The global level-playing field on taxation as well as the tax systems of jurisdictions are currently challenged and amended essentially by the implementation of Pillar 2 and the GloBE-Rules resulting into a global minimum taxation of 15% on certain multinational enterprises, wealth structures and family offices to floor tax competition. At the same time, the US still follows their amended GILTI-Rules and addresses the implementation of certain GloBE-Rules as a 'refusable' extraterritorial taxation.

 

The seminar focused on the tremendous impact of GloBE on the future design of tax systems and tax incentives post BEPS 1.0 and 2.0. In jurisdictions with a territorial tax system, a competitive tax burden or various preferential tax regimes like in Hong Kong, Ireland, Liechtenstein, Singapore, and Switzerland, traditional income- and expenditure-based tax incentives like IP-Boxes and R&D-super-deductions with reduced effective tax rates are mostly cancelled-out by GloBE-top-up taxes, subject to the introduction of so-called Qualified Refundable Tax Credits (QRTC). Vice versa, high tax countries like France, Spain and the UK still may use several traditional tax incentives like IP-Boxes and R&D-super-deductions with reduced effective tax rates in order to increase their tax competitiveness and to lower their effective tax burden even up to a maximum of 15%.
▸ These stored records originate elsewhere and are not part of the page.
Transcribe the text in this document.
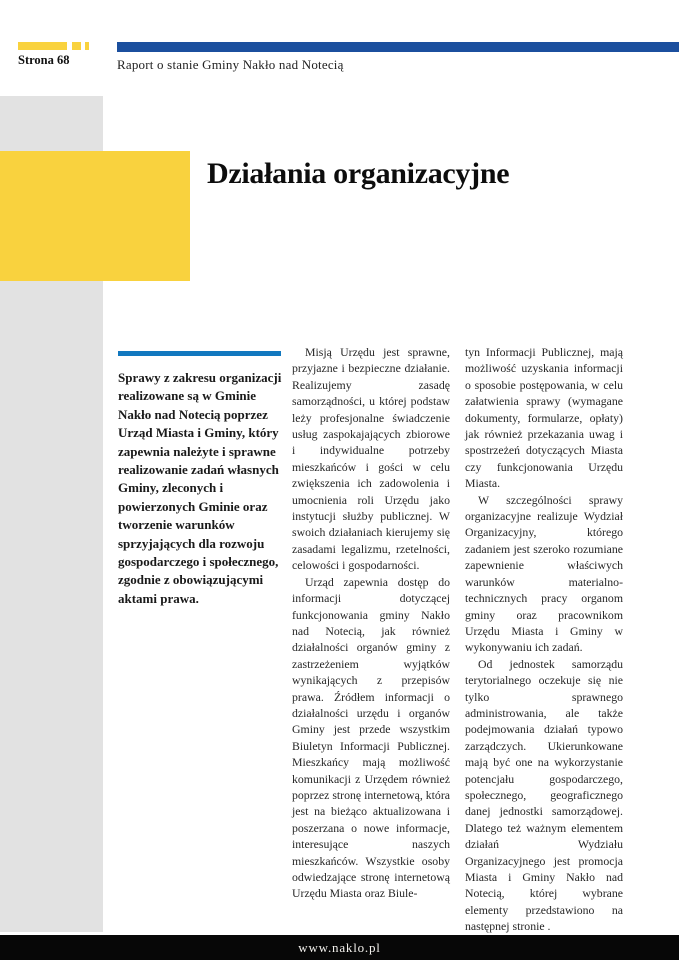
Strona 68	Raport o stanie Gminy Nakło nad Notecią
Działania organizacyjne

Sprawy z zakresu organizacji realizowane są w Gminie Nakło nad Notecią poprzez Urząd Miasta i Gminy, który zapewnia należyte i sprawne realizowanie zadań własnych Gminy, zleconych i powierzonych Gminie oraz tworzenie warunków sprzyjających dla rozwoju gospodarczego i społecznego, zgodnie z obowiązującymi aktami prawa.

Misją Urzędu jest sprawne, przyjazne i bezpieczne działanie. Realizujemy zasadę samorządności, u której podstaw leży profesjonalne świadczenie usług zaspokajających zbiorowe i indywidualne potrzeby mieszkańców i gości w celu zwiększenia ich zadowolenia i umocnienia roli Urzędu jako instytucji służby publicznej. W swoich działaniach kierujemy się zasadami legalizmu, rzetelności, celowości i gospodarności.

Urząd zapewnia dostęp do informacji dotyczącej funkcjonowania gminy Nakło nad Notecią, jak również działalności organów gminy z zastrzeżeniem wyjątków wynikających z przepisów prawa. Źródłem informacji o działalności urzędu i organów Gminy jest przede wszystkim Biuletyn Informacji Publicznej. Mieszkańcy mają możliwość komunikacji z Urzędem również poprzez stronę internetową, która jest na bieżąco aktualizowana i poszerzana o nowe informacje, interesujące naszych mieszkańców. Wszystkie osoby odwiedzające stronę internetową Urzędu Miasta oraz Biule-

tyn Informacji Publicznej, mają możliwość uzyskania informacji o sposobie postępowania, w celu załatwienia sprawy (wymagane dokumenty, formularze, opłaty) jak również przekazania uwag i spostrzeżeń dotyczących Miasta czy funkcjonowania Urzędu Miasta.

W szczególności sprawy organizacyjne realizuje Wydział Organizacyjny, którego zadaniem jest szeroko rozumiane zapewnienie właściwych warunków materialno-technicznych pracy organom gminy oraz pracownikom Urzędu Miasta i Gminy w wykonywaniu ich zadań.

Od jednostek samorządu terytorialnego oczekuje się nie tylko sprawnego administrowania, ale także podejmowania działań typowo zarządczych. Ukierunkowane mają być one na wykorzystanie potencjału gospodarczego, społecznego, geograficznego danej jednostki samorządowej. Dlatego też ważnym elementem działań Wydziału Organizacyjnego jest promocja Miasta i Gminy Nakło nad Notecią, której wybrane elementy przedstawiono na następnej stronie .

www.naklo.pl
Whereas tax competition in the past boosted cross-border BEPS and the respective use of tax incentives in highly competitive jurisdictions, the introduction of GloBE will support domestic BEPS measures to achieve a similar level of tax competitiveness in less competitive countries. Thus, tax competition is everything, but ended by the introduction of GloBE-Rules, and was supplemented more and more by subsidy competition.